If the amount on line 5 is less than 100%, you can take the PTC if you meet the requirements under Estimated household income at least 100% of the federal poverty line next or Alien lawfully present in the United States below.

Estimated household income at least 100% of the federal poverty line.
You may qualify for the PTC if your household income is less than 100% of the federal poverty line and you meet all of the following requirements.
  • You or an individual in your tax family enrolled in a qualified health plan through a Marketplace.
  • The Marketplace estimated at the time of enrollment that your household income would be at least 100% but not more than 400% of the federal poverty line for your family size for 2018.
  • APTC was paid for the coverage for one or more months during 2018.
  • You otherwise qualify as an applicable taxpayer (except for the federal poverty line percentage).
You do not meet the requirements under Estimated household income at least 100% of the federal poverty line if:
  • No APTC was paid for your or your family's coverage; or
  • You, with intentional or reckless disregard for the facts, provided incorrect information to a Marketplace for the year of coverage.

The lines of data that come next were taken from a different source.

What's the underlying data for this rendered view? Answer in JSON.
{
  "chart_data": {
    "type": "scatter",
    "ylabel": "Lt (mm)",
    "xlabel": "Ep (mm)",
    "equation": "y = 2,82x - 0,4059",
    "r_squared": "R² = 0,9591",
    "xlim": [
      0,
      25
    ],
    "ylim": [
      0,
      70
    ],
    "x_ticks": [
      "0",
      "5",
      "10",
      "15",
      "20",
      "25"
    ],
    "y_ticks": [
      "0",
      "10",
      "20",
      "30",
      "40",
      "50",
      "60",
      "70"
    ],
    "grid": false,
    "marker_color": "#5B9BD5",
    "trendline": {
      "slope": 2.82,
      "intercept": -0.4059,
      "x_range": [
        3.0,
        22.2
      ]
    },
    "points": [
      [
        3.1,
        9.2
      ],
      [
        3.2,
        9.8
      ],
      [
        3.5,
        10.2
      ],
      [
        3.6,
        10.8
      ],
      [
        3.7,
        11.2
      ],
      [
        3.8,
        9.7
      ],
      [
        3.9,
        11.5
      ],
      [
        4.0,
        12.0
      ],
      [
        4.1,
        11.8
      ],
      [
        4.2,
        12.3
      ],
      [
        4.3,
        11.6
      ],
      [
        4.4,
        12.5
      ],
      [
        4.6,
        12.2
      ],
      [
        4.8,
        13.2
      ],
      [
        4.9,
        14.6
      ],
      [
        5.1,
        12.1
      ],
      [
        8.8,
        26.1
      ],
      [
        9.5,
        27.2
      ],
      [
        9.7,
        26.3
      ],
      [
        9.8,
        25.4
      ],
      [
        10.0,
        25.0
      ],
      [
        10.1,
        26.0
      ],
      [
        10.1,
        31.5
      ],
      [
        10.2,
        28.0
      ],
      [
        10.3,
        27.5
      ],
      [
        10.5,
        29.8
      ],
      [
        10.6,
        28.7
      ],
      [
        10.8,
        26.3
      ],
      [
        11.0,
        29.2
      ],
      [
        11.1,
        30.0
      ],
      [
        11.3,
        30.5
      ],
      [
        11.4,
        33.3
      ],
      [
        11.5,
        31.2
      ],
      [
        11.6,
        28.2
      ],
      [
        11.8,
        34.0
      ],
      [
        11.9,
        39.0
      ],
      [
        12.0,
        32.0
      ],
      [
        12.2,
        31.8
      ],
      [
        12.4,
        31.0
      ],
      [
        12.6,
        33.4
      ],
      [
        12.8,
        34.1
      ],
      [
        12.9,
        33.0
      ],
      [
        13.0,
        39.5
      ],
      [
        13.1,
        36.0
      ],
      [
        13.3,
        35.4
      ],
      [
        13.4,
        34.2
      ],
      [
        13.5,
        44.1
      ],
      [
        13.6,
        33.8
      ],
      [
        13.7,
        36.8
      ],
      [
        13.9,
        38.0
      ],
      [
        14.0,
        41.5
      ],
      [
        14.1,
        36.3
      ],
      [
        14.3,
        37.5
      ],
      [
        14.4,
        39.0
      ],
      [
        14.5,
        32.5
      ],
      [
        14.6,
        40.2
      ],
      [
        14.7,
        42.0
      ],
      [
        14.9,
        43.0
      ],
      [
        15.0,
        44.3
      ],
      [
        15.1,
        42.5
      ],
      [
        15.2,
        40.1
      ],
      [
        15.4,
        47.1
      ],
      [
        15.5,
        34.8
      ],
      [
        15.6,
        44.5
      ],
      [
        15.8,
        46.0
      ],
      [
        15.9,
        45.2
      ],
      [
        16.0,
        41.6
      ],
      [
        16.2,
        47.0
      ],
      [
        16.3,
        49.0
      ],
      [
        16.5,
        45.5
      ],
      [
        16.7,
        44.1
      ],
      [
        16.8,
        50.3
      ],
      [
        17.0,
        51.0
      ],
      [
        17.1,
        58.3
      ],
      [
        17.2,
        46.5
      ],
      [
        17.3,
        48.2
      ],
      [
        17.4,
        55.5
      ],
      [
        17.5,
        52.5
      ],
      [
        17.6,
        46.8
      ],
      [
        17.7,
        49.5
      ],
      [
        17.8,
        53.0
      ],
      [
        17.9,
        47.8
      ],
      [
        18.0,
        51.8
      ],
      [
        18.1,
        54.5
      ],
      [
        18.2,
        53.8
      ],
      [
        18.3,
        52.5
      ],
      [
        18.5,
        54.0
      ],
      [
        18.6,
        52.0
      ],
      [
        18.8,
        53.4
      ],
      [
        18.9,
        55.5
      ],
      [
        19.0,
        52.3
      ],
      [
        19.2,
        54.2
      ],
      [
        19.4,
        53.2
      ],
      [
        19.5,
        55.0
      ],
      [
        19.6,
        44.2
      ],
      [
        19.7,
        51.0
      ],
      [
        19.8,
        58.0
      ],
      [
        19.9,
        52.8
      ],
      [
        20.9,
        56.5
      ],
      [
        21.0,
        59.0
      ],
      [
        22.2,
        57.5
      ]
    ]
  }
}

See Pub. 974 for more information.

My takeaway from this: if you report an honest estimate to the exchange, they take your word for it and give you advance premium tax credits based on that estimate, and your actual income ends up being below the poverty line, you don't lose your subsidy for that year.

In fact you will end up getting a bit extra back at the end of the year when you file your taxes because you had a lower income than you estimated, therefore you're now eligible for a greater subsidy.

Now, if you have a $10k income after estimating $17k, and you go ahead and estimate $17k again for next year, the exchange may not be as likely to accept your estimate this time without an explanation of why you expect a higher income.